After an administrator configured role mappings in Hopsworks you can see the roles you can assume in the Project Settings IAM Role Chaining tab.
You can then use the Hops python library and Hops java/scala library to assume the roles listed in your project’s settings page.
When calling assume_role you can pass the role ARN string or use the get role method that takes the role id as an argument. If you assign a default role for your project you can call assume_role without arguments.

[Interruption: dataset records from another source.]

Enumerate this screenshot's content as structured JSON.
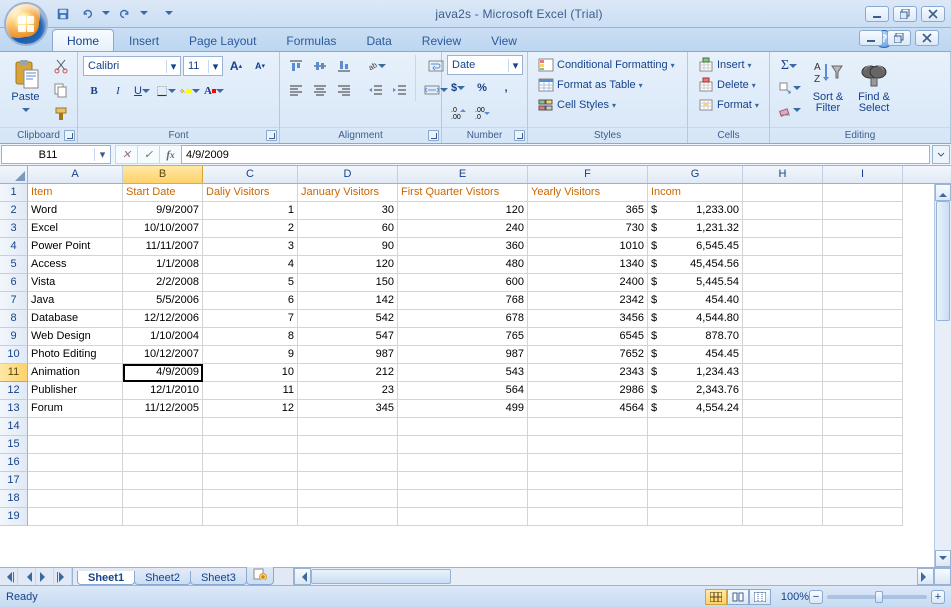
{
  "title": "java2s - Microsoft Excel (Trial)",
  "tabs": [
    "Home",
    "Insert",
    "Page Layout",
    "Formulas",
    "Data",
    "Review",
    "View"
  ],
  "activeTab": 0,
  "ribbon": {
    "clipboard": {
      "label": "Clipboard",
      "paste": "Paste"
    },
    "font": {
      "label": "Font",
      "name": "Calibri",
      "size": "11"
    },
    "alignment": {
      "label": "Alignment"
    },
    "number": {
      "label": "Number",
      "format": "Date"
    },
    "styles": {
      "label": "Styles",
      "cond": "Conditional Formatting",
      "tbl": "Format as Table",
      "cell": "Cell Styles"
    },
    "cells": {
      "label": "Cells",
      "ins": "Insert",
      "del": "Delete",
      "fmt": "Format"
    },
    "editing": {
      "label": "Editing",
      "sort": "Sort &\nFilter",
      "find": "Find &\nSelect"
    }
  },
  "namebox": "B11",
  "formula": "4/9/2009",
  "cols": [
    "A",
    "B",
    "C",
    "D",
    "E",
    "F",
    "G",
    "H",
    "I"
  ],
  "activeCell": {
    "r": 11,
    "c": "B"
  },
  "headers": {
    "A": "Item",
    "B": "Start Date",
    "C": "Daliy Visitors",
    "D": "January Visitors",
    "E": "First Quarter Vistors",
    "F": "Yearly Visitors",
    "G": "Incom"
  },
  "rows": [
    {
      "A": "Word",
      "B": "9/9/2007",
      "C": "1",
      "D": "30",
      "E": "120",
      "F": "365",
      "G": "1,233.00"
    },
    {
      "A": "Excel",
      "B": "10/10/2007",
      "C": "2",
      "D": "60",
      "E": "240",
      "F": "730",
      "G": "1,231.32"
    },
    {
      "A": "Power Point",
      "B": "11/11/2007",
      "C": "3",
      "D": "90",
      "E": "360",
      "F": "1010",
      "G": "6,545.45"
    },
    {
      "A": "Access",
      "B": "1/1/2008",
      "C": "4",
      "D": "120",
      "E": "480",
      "F": "1340",
      "G": "45,454.56"
    },
    {
      "A": "Vista",
      "B": "2/2/2008",
      "C": "5",
      "D": "150",
      "E": "600",
      "F": "2400",
      "G": "5,445.54"
    },
    {
      "A": "Java",
      "B": "5/5/2006",
      "C": "6",
      "D": "142",
      "E": "768",
      "F": "2342",
      "G": "454.40"
    },
    {
      "A": "Database",
      "B": "12/12/2006",
      "C": "7",
      "D": "542",
      "E": "678",
      "F": "3456",
      "G": "4,544.80"
    },
    {
      "A": "Web Design",
      "B": "1/10/2004",
      "C": "8",
      "D": "547",
      "E": "765",
      "F": "6545",
      "G": "878.70"
    },
    {
      "A": "Photo Editing",
      "B": "10/12/2007",
      "C": "9",
      "D": "987",
      "E": "987",
      "F": "7652",
      "G": "454.45"
    },
    {
      "A": "Animation",
      "B": "4/9/2009",
      "C": "10",
      "D": "212",
      "E": "543",
      "F": "2343",
      "G": "1,234.43"
    },
    {
      "A": "Publisher",
      "B": "12/1/2010",
      "C": "11",
      "D": "23",
      "E": "564",
      "F": "2986",
      "G": "2,343.76"
    },
    {
      "A": "Forum",
      "B": "11/12/2005",
      "C": "12",
      "D": "345",
      "E": "499",
      "F": "4564",
      "G": "4,554.24"
    }
  ],
  "currency": "$",
  "sheets": [
    "Sheet1",
    "Sheet2",
    "Sheet3"
  ],
  "activeSheet": 0,
  "status": "Ready",
  "zoom": "100%"
}
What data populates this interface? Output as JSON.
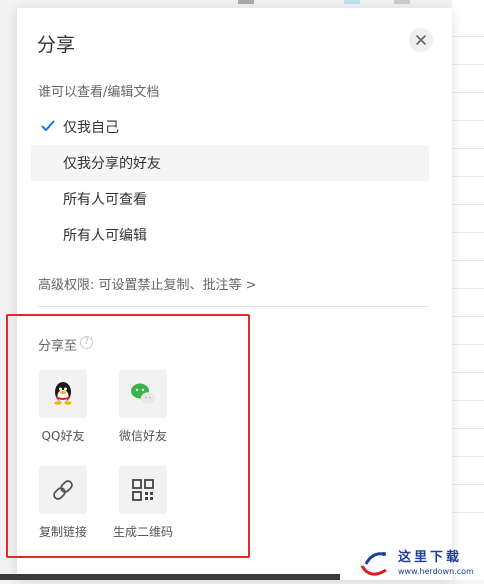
{
  "dialog": {
    "title": "分享",
    "close_icon": "close-icon"
  },
  "permissions": {
    "section_label": "谁可以查看/编辑文档",
    "options": [
      {
        "label": "仅我自己",
        "selected": true
      },
      {
        "label": "仅我分享的好友",
        "selected": false
      },
      {
        "label": "所有人可查看",
        "selected": false
      },
      {
        "label": "所有人可编辑",
        "selected": false
      }
    ],
    "advanced_label": "高级权限: 可设置禁止复制、批注等 >"
  },
  "share": {
    "section_label": "分享至",
    "targets": [
      {
        "label": "QQ好友",
        "icon": "qq-icon"
      },
      {
        "label": "微信好友",
        "icon": "wechat-icon"
      },
      {
        "label": "复制链接",
        "icon": "link-icon"
      },
      {
        "label": "生成二维码",
        "icon": "qrcode-icon"
      }
    ]
  },
  "colors": {
    "highlight_border": "#e32a2a",
    "check_mark": "#1a73e8",
    "wechat_green": "#3bb54a"
  },
  "watermark": {
    "text": "这里下载",
    "url": "www.herdown.com"
  }
}
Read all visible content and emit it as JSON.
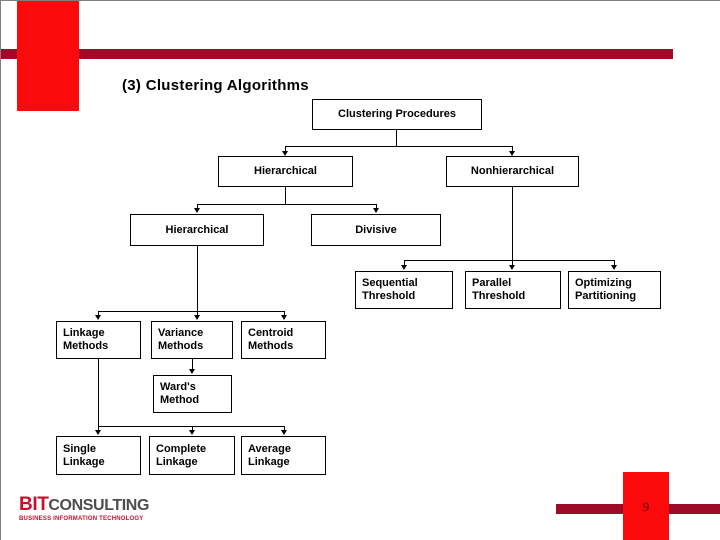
{
  "slide": {
    "title": "(3) Clustering Algorithms",
    "page_number": "9",
    "accent_red": "#fa0a0a",
    "accent_dark_red": "#9e0b28"
  },
  "logo": {
    "brand_bold": "BIT",
    "brand_rest": "CONSULTING",
    "tagline": "BUSINESS INFORMATION TECHNOLOGY"
  },
  "chart_data": {
    "type": "diagram",
    "title": "Clustering Procedures",
    "nodes": [
      {
        "id": "root",
        "label": "Clustering Procedures"
      },
      {
        "id": "hier1",
        "label": "Hierarchical"
      },
      {
        "id": "nonhier",
        "label": "Nonhierarchical"
      },
      {
        "id": "hier2",
        "label": "Hierarchical"
      },
      {
        "id": "divisive",
        "label": "Divisive"
      },
      {
        "id": "seq_thresh",
        "label": "Sequential\nThreshold"
      },
      {
        "id": "par_thresh",
        "label": "Parallel\nThreshold"
      },
      {
        "id": "opt_part",
        "label": "Optimizing\nPartitioning"
      },
      {
        "id": "linkage",
        "label": "Linkage\nMethods"
      },
      {
        "id": "variance",
        "label": "Variance\nMethods"
      },
      {
        "id": "centroid",
        "label": "Centroid\nMethods"
      },
      {
        "id": "wards",
        "label": "Ward's\nMethod"
      },
      {
        "id": "single",
        "label": "Single\nLinkage"
      },
      {
        "id": "complete",
        "label": "Complete\nLinkage"
      },
      {
        "id": "average",
        "label": "Average\nLinkage"
      }
    ],
    "edges": [
      {
        "from": "root",
        "to": "hier1"
      },
      {
        "from": "root",
        "to": "nonhier"
      },
      {
        "from": "hier1",
        "to": "hier2"
      },
      {
        "from": "hier1",
        "to": "divisive"
      },
      {
        "from": "nonhier",
        "to": "seq_thresh"
      },
      {
        "from": "nonhier",
        "to": "par_thresh"
      },
      {
        "from": "nonhier",
        "to": "opt_part"
      },
      {
        "from": "hier2",
        "to": "linkage"
      },
      {
        "from": "hier2",
        "to": "variance"
      },
      {
        "from": "hier2",
        "to": "centroid"
      },
      {
        "from": "variance",
        "to": "wards"
      },
      {
        "from": "linkage",
        "to": "single"
      },
      {
        "from": "linkage",
        "to": "complete"
      },
      {
        "from": "linkage",
        "to": "average"
      }
    ]
  },
  "nodes": {
    "root": {
      "label": "Clustering Procedures"
    },
    "hier1": {
      "label": "Hierarchical"
    },
    "nonhier": {
      "label": "Nonhierarchical"
    },
    "hier2": {
      "label": "Hierarchical"
    },
    "divisive": {
      "label": "Divisive"
    },
    "seq_thresh_l1": {
      "label": "Sequential"
    },
    "seq_thresh_l2": {
      "label": "Threshold"
    },
    "par_thresh_l1": {
      "label": "Parallel"
    },
    "par_thresh_l2": {
      "label": "Threshold"
    },
    "opt_part_l1": {
      "label": "Optimizing"
    },
    "opt_part_l2": {
      "label": "Partitioning"
    },
    "linkage_l1": {
      "label": "Linkage"
    },
    "linkage_l2": {
      "label": "Methods"
    },
    "variance_l1": {
      "label": "Variance"
    },
    "variance_l2": {
      "label": "Methods"
    },
    "centroid_l1": {
      "label": "Centroid"
    },
    "centroid_l2": {
      "label": "Methods"
    },
    "wards_l1": {
      "label": "Ward's"
    },
    "wards_l2": {
      "label": "Method"
    },
    "single_l1": {
      "label": "Single"
    },
    "single_l2": {
      "label": "Linkage"
    },
    "complete_l1": {
      "label": "Complete"
    },
    "complete_l2": {
      "label": "Linkage"
    },
    "average_l1": {
      "label": "Average"
    },
    "average_l2": {
      "label": "Linkage"
    }
  }
}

You can assign (if you are a Data owner in that project) a default role to you project by clicking on the default checkbox of the role you want to make default. You can set one default per project role. If a default is set for a project role (Data scientist or Data owner) and all members (ALL) the default set for the project role will take precedence over the default set for all members.
python#
from hops.credentials_provider import get_role, assume_role
credentials = assume_role(role_arn=get_role(1))
spark.read.csv("s3a://resource/test.csv").show()
scala#
import io.hops.util.CredentialsProvider
val creds = CredentialsProvider.assumeRole(CredentialsProvider.getRole(1))
spark.read.csv("s3a://resource/test.csv").show()
The assume_role method sets spark hadoop configurations that will allow spark to read s3 buckets. The code examples above show how to read s3 buckets using Python and Scala.
The method also sets environment variables AWS_ACCESS_KEY_ID, AWS_SECRET_ACCESS_KEY and AWS_SESSION_TOKEN so that programs running in the container can use the credentials for the newly assumed role.